Aristóteles, ensinava que compreender algo exige saber o que aquilo é, e não apenas aquilo com que se parece. A lição é antiga, mas serve ao presente. O Tribunal de Contas possui traços formais comuns com o Poder Judiciário. Exerce, todavia, em sua essência constitucional, papel distinto. Se toda manifestação pública do controle externo puder ser tachada de prejulgamento, cria-se um incentivo perverso: o órgão fiscalizador será pressionado a falar cada vez menos, aparecer cada vez menos, fiscalizar cada vez menos. E, quanto menos fiscalizar, mais confortável será a vida de quem prefere governar sem perguntas.

Isso demonstra o real perigo de narrativas que tentam assemelhar as vedações dos conselheiros às vedações da magistratura: silenciar o controle externo. Criticar para melhorar? Manifestar para garantir o diálogo institucional? Não. As ações são tentativas de apequenar o controle externo, constrangendo sua atuação. É claro que todo Conselheiro deve agir com responsabilidade. É claro que não se deve antecipar condenação. É claro que processos exigem contraditório, ampla defesa, serenidade e técnica. Nenhuma autoridade séria discorda disso.

Mas responsabilidade não é autocensura institucional. Serenidade não é desaparecimento. Respeito ao processo não é renúncia ao controle. Recentemente, ouviu-se que Conselheiro de Tribunal de Contas “não pode ficar dando pronunciamento público” e que não poderia emitir “juízo de valor antecipado” sobre processos. Também se disse, em tom professoral, que “a lei todos têm que cumprir”.

As colocações, isoladamente, parecem perfeitas. As intenções não são muito republicanas.

Cumprir a lei é cumprir a Constituição inteira, não apenas o pedaço conveniente ao fiscalizado. É respeitar as vedações, mas também as competências. É exigir cautela, mas admitir transparência. É preservar o devido processo, mas não interditar a fiscalização. É compreender que Conselheiro não é comentarista de processo, mas também não é figurante constitucional.

O controle externo não é decoração do Estado. Não é visita cerimonial à Administração. Não é plateia técnica do governante. Controle externo é verificar se o gestor – inclusive os que manifestam publicamente o amplo espírito de defesa da legalidade – de fato cumpre a lei.

A autoridade que não suporta controle não reclama do controlador. Reclama da própria República.

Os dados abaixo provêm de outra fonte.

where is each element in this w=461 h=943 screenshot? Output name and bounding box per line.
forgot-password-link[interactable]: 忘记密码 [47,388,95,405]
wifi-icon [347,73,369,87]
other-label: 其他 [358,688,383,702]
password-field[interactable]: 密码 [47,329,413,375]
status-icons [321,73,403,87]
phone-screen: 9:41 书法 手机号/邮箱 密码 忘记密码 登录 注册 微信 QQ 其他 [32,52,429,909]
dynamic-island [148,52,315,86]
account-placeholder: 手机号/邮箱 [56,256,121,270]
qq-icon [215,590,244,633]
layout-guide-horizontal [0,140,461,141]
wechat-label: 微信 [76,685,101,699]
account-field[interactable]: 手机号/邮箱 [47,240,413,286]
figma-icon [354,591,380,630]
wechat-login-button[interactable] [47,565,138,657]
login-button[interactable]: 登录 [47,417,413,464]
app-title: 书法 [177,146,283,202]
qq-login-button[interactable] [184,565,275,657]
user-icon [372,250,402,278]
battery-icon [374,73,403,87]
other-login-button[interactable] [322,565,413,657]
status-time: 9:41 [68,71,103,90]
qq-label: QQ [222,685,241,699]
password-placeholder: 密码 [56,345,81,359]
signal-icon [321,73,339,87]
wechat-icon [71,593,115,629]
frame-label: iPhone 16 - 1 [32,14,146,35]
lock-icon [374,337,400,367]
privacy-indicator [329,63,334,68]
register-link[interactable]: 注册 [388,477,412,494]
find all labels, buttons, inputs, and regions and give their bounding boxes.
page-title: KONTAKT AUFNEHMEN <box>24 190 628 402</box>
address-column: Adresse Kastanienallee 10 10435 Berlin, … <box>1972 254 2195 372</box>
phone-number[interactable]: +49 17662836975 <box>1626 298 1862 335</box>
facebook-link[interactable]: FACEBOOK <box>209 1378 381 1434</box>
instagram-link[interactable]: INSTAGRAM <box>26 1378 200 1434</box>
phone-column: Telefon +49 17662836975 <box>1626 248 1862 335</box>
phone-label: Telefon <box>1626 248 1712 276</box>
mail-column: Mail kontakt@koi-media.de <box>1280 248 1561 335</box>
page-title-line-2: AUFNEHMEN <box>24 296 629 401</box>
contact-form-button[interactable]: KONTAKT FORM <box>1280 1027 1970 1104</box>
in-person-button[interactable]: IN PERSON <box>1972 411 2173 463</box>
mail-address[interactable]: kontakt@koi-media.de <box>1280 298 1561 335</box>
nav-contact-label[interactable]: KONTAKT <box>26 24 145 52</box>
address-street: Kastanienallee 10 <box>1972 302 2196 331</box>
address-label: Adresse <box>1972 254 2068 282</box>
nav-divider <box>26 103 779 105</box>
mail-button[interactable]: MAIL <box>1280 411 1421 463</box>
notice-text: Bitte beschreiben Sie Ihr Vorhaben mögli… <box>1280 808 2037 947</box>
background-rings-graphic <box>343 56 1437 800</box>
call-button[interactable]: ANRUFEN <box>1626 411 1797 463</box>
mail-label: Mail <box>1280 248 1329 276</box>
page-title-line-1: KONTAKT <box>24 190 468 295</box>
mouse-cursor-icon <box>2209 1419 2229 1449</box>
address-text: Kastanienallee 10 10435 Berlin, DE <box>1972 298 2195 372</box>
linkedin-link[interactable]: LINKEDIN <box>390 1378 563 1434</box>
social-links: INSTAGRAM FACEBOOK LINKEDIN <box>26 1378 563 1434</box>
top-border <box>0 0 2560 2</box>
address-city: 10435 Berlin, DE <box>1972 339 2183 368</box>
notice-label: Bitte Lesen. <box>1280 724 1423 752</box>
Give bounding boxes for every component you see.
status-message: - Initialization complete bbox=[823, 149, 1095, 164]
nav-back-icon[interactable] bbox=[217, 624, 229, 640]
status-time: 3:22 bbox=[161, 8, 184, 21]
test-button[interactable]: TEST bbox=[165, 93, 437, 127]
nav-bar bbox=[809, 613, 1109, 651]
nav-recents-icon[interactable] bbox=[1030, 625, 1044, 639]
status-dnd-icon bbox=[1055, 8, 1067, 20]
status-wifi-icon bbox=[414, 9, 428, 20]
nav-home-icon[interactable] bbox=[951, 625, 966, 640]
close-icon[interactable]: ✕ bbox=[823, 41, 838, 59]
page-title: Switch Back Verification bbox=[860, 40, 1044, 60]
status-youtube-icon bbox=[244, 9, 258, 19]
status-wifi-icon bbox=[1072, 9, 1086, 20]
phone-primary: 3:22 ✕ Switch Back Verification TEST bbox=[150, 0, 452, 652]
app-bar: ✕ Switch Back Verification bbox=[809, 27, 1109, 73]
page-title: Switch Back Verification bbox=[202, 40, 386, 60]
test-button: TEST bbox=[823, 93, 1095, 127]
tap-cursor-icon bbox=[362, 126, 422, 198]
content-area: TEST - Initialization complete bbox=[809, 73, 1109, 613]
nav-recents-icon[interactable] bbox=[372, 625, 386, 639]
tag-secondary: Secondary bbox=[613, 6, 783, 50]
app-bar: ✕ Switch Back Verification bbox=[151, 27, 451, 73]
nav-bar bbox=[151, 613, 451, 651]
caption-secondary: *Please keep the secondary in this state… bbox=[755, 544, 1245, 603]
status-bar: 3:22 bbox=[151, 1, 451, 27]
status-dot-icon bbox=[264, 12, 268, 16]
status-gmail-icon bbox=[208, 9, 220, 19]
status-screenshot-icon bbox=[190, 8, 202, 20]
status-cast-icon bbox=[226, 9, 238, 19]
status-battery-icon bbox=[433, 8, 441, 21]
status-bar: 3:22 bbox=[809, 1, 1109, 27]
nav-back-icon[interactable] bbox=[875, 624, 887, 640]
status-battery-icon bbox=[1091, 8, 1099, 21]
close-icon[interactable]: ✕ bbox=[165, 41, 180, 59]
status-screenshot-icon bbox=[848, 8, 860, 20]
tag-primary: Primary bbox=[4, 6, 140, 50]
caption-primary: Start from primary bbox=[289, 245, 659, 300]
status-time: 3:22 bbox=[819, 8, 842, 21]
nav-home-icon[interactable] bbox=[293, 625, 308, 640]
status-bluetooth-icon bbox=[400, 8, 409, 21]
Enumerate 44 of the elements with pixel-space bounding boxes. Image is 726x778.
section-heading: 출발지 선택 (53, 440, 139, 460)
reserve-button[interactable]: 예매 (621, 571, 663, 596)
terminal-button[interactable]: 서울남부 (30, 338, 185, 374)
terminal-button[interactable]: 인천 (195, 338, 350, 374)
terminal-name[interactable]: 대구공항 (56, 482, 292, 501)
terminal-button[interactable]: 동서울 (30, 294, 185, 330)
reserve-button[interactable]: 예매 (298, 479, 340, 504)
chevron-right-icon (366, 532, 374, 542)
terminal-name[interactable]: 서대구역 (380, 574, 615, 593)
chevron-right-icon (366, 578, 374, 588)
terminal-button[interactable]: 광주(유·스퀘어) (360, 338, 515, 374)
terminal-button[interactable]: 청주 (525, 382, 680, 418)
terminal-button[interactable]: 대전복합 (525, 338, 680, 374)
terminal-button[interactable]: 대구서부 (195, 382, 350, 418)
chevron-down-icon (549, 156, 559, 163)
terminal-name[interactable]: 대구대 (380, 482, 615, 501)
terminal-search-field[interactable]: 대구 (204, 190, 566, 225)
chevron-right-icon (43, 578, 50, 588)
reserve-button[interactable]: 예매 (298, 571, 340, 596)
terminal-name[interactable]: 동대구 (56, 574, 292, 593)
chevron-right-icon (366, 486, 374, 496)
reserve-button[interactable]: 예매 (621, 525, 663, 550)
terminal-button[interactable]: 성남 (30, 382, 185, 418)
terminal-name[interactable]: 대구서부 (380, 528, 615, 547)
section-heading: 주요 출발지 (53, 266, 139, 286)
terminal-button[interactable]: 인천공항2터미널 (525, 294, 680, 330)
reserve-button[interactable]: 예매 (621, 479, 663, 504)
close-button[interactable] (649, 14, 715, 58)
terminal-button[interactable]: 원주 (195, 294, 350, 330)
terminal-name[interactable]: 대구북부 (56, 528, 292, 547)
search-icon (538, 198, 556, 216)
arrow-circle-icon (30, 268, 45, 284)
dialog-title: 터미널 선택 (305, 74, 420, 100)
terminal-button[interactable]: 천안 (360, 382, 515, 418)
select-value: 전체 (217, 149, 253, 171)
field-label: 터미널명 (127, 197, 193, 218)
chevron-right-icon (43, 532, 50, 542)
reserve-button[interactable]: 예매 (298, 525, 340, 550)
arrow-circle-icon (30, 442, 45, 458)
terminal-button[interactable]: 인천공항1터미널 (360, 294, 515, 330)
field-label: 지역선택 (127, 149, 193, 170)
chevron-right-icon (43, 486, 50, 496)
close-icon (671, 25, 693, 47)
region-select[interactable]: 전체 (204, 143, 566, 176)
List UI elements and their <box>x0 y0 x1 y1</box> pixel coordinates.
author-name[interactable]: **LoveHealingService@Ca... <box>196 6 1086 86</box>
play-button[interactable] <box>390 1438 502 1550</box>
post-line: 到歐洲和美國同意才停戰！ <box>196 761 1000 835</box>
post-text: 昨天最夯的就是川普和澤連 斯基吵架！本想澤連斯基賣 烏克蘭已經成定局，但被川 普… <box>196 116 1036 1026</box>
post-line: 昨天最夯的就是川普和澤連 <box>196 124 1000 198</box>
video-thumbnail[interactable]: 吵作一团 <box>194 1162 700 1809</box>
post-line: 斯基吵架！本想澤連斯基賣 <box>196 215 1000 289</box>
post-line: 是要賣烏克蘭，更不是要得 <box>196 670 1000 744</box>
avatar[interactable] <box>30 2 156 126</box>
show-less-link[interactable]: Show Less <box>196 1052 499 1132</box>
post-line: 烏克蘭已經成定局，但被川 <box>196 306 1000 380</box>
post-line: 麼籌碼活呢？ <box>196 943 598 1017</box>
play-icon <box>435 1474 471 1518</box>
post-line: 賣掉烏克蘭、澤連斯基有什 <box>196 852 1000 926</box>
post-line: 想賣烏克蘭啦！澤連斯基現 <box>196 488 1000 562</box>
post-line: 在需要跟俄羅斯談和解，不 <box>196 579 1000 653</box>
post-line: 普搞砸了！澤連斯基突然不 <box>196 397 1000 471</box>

Por isso, convém recolocar as coisas em seus devidos lugares.

O Tribunal de Contas não fala como parte interessada. Fala como instituição pública. Não fala para agradar manchetes e governantes. Fala para ressaltar seu papel constitucional.

O anormal é pretender que o controle externo se desculpe por existir.

Ao fim, a discussão não é sobre vaidade, entrevista ou preferência pessoal. É sobre a compreensão correta de uma instituição constitucional. O Conselheiro de Contas não é magistrado judicial por assimilação retórica. O Tribunal de Contas não é Judiciário por coincidência vocabular. O controle externo não é jurisdição típica com outro crachá.

É controle externo.

A lei, de fato, todos devem cumprir, inclusive aqueles que, ao invocá-la, parecem desejar menos legalidade e mais silêncio.